11 Fundamental Steps in Digital Image Processing
There are 11 fundamental steps in digital image processing (DIP) , all these steps may have sub-steps. The fundamental steps in DIP are described below with a neat block diagram.
1. Image Acquisition
This is the first fundamental steps in digital image processing. Image acquisition could be as simple as being given an image that is already in digital form. Generally, the image acquisition stage involves pre-processing, such as scaling etc.
2. Image Enhancement
Image enhancement is among the simplest and most appealing areas of digital image processing. Basically, the idea behind enhancement techniques is to bring out detail that is obscured, or simply to highlight certain features of interest in an image. Such as, changing brightness & contrast etc.
3. Image Restoration
Image restoration is an area that also deals with improving the appearance of an image. However, unlike enhancement, which is subjective, image restoration is objective, in the sense that restoration techniques tend to be based on mathematical or probabilistic models of image degradation.
4. Color Image Processing
Color image processing is an area that has been gaining its importance because of the significant increase in the use of digital images over the Internet. This may include color modeling and processing in a digital domain etc.
5. Wavelets and Multi-Resolution Processing
Wavelets are the foundation for representing images in various degrees of resolution. Images subdivision successively into smaller regions for data compression and for pyramidal representation.

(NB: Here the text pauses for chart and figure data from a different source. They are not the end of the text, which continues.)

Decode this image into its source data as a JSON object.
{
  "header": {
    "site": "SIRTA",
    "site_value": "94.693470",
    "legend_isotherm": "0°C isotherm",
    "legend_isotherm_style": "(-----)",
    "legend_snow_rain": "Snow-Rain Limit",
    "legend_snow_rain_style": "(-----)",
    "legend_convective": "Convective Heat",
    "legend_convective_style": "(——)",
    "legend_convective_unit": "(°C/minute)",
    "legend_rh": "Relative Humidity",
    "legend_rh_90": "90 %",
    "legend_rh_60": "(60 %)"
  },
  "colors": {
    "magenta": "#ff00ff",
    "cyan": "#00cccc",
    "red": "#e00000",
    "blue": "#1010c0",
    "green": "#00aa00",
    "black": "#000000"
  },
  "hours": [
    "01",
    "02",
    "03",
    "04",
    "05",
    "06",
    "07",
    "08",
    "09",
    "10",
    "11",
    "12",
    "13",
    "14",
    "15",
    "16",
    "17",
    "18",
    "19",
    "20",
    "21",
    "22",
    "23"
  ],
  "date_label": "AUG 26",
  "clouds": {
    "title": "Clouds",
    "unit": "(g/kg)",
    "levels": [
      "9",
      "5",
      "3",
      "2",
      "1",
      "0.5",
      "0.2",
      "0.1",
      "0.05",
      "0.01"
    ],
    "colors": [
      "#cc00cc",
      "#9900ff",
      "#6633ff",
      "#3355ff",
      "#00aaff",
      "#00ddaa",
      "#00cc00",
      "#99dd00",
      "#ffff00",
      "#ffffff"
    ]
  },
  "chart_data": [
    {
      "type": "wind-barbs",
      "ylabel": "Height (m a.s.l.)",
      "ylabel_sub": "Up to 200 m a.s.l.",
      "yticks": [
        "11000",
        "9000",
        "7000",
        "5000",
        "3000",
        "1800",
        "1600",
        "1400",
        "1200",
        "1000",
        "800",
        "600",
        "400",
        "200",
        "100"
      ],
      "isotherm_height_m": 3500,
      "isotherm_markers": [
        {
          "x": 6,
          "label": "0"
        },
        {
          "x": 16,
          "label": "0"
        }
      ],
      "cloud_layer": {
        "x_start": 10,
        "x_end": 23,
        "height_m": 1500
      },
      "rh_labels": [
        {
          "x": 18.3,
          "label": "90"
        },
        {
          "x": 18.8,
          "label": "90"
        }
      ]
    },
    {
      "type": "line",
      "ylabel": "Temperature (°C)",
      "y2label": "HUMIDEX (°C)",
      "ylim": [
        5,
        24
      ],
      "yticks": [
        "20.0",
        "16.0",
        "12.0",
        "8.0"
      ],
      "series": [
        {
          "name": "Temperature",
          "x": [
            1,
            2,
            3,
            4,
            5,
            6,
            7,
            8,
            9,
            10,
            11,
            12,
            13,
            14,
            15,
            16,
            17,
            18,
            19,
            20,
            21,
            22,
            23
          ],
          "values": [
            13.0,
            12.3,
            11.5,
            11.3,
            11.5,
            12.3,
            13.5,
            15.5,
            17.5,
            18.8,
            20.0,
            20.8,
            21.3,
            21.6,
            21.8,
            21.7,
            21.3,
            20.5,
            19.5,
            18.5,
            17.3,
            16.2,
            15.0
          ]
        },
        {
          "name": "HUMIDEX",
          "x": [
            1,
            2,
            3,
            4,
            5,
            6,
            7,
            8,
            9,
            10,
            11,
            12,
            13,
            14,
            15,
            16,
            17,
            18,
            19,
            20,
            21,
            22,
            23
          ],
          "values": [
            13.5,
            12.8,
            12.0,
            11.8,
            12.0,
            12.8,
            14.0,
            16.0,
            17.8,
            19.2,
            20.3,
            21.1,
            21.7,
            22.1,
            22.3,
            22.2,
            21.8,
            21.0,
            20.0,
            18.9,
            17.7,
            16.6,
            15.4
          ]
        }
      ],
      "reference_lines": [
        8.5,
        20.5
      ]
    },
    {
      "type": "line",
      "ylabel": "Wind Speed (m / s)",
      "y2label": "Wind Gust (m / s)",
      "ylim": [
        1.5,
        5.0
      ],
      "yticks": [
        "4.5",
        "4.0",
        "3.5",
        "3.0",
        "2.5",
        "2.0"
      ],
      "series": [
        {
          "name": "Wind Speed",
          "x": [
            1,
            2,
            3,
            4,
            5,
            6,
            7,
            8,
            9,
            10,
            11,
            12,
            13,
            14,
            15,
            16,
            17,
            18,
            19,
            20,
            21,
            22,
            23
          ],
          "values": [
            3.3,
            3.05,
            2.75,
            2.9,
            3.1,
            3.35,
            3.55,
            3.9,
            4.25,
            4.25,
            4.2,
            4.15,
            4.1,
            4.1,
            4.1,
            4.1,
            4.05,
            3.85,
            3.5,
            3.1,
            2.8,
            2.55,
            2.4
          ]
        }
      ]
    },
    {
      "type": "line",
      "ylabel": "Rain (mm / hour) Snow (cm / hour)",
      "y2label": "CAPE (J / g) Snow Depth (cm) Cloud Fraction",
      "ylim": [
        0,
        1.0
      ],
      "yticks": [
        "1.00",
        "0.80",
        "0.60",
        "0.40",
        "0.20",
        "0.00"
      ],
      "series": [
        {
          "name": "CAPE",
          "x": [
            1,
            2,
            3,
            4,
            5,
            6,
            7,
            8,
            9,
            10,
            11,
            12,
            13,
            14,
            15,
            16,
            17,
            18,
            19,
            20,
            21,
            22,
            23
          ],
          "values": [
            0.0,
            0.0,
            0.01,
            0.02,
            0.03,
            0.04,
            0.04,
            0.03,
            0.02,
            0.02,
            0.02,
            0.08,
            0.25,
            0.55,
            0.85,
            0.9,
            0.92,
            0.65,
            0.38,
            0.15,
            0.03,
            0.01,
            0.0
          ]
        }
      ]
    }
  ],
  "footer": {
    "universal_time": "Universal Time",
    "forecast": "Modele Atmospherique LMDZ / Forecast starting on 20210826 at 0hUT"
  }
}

Compression deals with techniques for reducing the storage required to save an image or the bandwidth to transmit it. Particularly in the uses of internet it is very much necessary to compress data.
7. Morphological Processing
Morphological processing deals with tools for extracting image components that are useful in the representation and description of shape.
Segmentation procedures partition an image into its constituent parts or objects. In general, autonomous segmentation is one of the most difficult tasks in digital image processing. A rugged segmentation procedure brings the process a long way toward successful solution of imaging problems that require objects to be identified individually.
9. Representation and Description
Representation and description almost always follow the output of a segmentation stage, which usually is raw pixel data, constituting either the boundary of a region or all the points in the region itself. Choosing a representation is only part of the solution for transforming raw data into a form suitable for subsequent computer processing. Description deals with extracting attributes that result in some quantitative information of interest or are basic for differentiating one class of objects from another.
10. Object recognition
Recognition is the process that assigns a label, such as, “vehicle” to an object based on its descriptors.
11. Knowledge Base
Knowledge may be as simple as detailing regions of an image where the information of interest is known to be located, thus limiting the search that has to be conducted in seeking that information. The knowledge base also can be quite complex, such as an interrelated list of all major possible defects in a materials inspection problem or an image database containing high-resolution satellite images of a region in connection with change-detection applications.